Ленивые, схематические умы скорей норовят шагнуть к концу как-нибудь без исторического труда, как-нибудь случайно, «авось выйдет!» Таковы анархисты и народники левого пошиба.
Социал-революционер, который перестанет быть индивидуалистическим интеллигентом, будет искать себе научений и оснований в народно-церковной вере, в организации прихода! Но это труднее, конечно, чем перейти в социал-демократию.
Это надо было ожидать из предсказаний Демолена: где так слаба воля и индивидуальная инициатива, как в России, там для социализма наилучшая питательная среда, и именно для этого спокойного, теоретизирующего, немецкого социализма скрытых буржуа-«пролетариев» фабрик и городов…

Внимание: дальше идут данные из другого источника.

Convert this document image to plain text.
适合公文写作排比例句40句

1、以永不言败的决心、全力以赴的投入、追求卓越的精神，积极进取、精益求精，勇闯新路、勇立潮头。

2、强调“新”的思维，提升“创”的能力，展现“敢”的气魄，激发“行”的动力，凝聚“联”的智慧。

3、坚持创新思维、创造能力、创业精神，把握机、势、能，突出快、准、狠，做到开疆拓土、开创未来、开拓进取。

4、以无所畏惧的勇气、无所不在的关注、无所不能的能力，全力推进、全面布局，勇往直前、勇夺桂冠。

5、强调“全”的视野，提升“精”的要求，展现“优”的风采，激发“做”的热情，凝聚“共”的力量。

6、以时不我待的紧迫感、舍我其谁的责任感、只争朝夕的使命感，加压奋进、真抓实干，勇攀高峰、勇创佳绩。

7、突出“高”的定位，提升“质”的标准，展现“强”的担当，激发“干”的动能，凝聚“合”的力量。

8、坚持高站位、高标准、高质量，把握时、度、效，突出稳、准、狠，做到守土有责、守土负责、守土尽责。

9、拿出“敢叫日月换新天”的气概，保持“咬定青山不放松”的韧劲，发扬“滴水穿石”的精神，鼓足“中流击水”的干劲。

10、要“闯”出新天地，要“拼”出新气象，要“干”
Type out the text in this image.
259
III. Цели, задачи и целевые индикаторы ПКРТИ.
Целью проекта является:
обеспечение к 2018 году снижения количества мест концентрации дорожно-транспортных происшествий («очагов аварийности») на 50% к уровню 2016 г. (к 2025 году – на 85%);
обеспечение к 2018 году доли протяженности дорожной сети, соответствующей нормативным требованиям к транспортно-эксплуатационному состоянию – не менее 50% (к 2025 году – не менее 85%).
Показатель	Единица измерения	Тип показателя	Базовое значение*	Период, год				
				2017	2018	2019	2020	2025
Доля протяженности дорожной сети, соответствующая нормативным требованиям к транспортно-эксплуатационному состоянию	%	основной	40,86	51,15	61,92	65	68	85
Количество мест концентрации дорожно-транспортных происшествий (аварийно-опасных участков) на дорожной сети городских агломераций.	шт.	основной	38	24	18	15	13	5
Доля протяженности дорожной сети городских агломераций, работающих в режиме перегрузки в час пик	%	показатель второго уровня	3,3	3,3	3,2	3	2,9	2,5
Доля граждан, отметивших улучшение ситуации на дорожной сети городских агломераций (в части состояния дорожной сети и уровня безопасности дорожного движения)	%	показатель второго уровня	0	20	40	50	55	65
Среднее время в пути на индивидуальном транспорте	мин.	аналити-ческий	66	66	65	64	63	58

Человек – мера вещей, правда не каждый индивидуальный человек, а
И чувствование, и волнение становятся предметом научного интереса психолога лишь как общие, сверхиндивидуальные явления! В чем действительный интерес «Анны Карениной» или «Преступления и наказания»? Конечно, в общности явлений, законов и зависимостей, которые там излагаются!
Сравни психологическое изучение религии и переживание религии! Различие их и необходимость второго для первого!
Шимкевич приветствовал мое поступление на естественный факультет после Духовной Академии, как своего рода «обращение». Это свидетельствует о неизреченном самомнении того класса людей, к которому он принадлежал. Самодовольство их безгранично и продолжается и тогда, когда они обкаканы событиями.
Первый в моей жизни человек, которого я не понял и который поэтому наполнил меня впервые тревогою непонятного, был гимназист-еврей Синкель. Он был сын часовщика. С неожиданным взрывом ненависти он повторял мне: «Сувогов в Корпус готовится». А я еще не думал тогда готовиться в Корпус: это он пророчествовал каким-то внутренним чутьем… Сиживал он на ступеньках крыльца отцовской часовой лавки в жуткой, ничего не замечающей задумчивости, точно сфинкс: это его еврейская душа переходила в грядущую стихию революции, хотя был всего 1887–1888 ч. Бедный Синкель умер от чахотки в 1889 или 90 году.
Как же это можно веровать в Бога, да еще и церковью, без Христа? Верить в Бога без Христа вообще недоразумение. Кроме того, Горький, видимо, ничего не знает о
И вот Баринов, слабый мужичонко, несравненно «интеллигентнее» и ближе по душе к интеллигенции и Горькому, чем вот тот на барже, что «одолел себя»! У того правда бесконечно, до смерти выше и больше, чем своя душа, он не «выбирал ее по душе»! А «сочинитель правды» Баринов (фамилия подходящая! Наверное, так или иначе – барский выблядок!) в этом отношении «либерален»: он подбирает себе правду, чтобы была по душе! И ему, как всякому барину и интеллигенту, кажется
Дело в том, что «разумного начала» без «воли» и не может быть. «Интеллигенция» без народа есть не разумное начало, а тонконогое умничанье.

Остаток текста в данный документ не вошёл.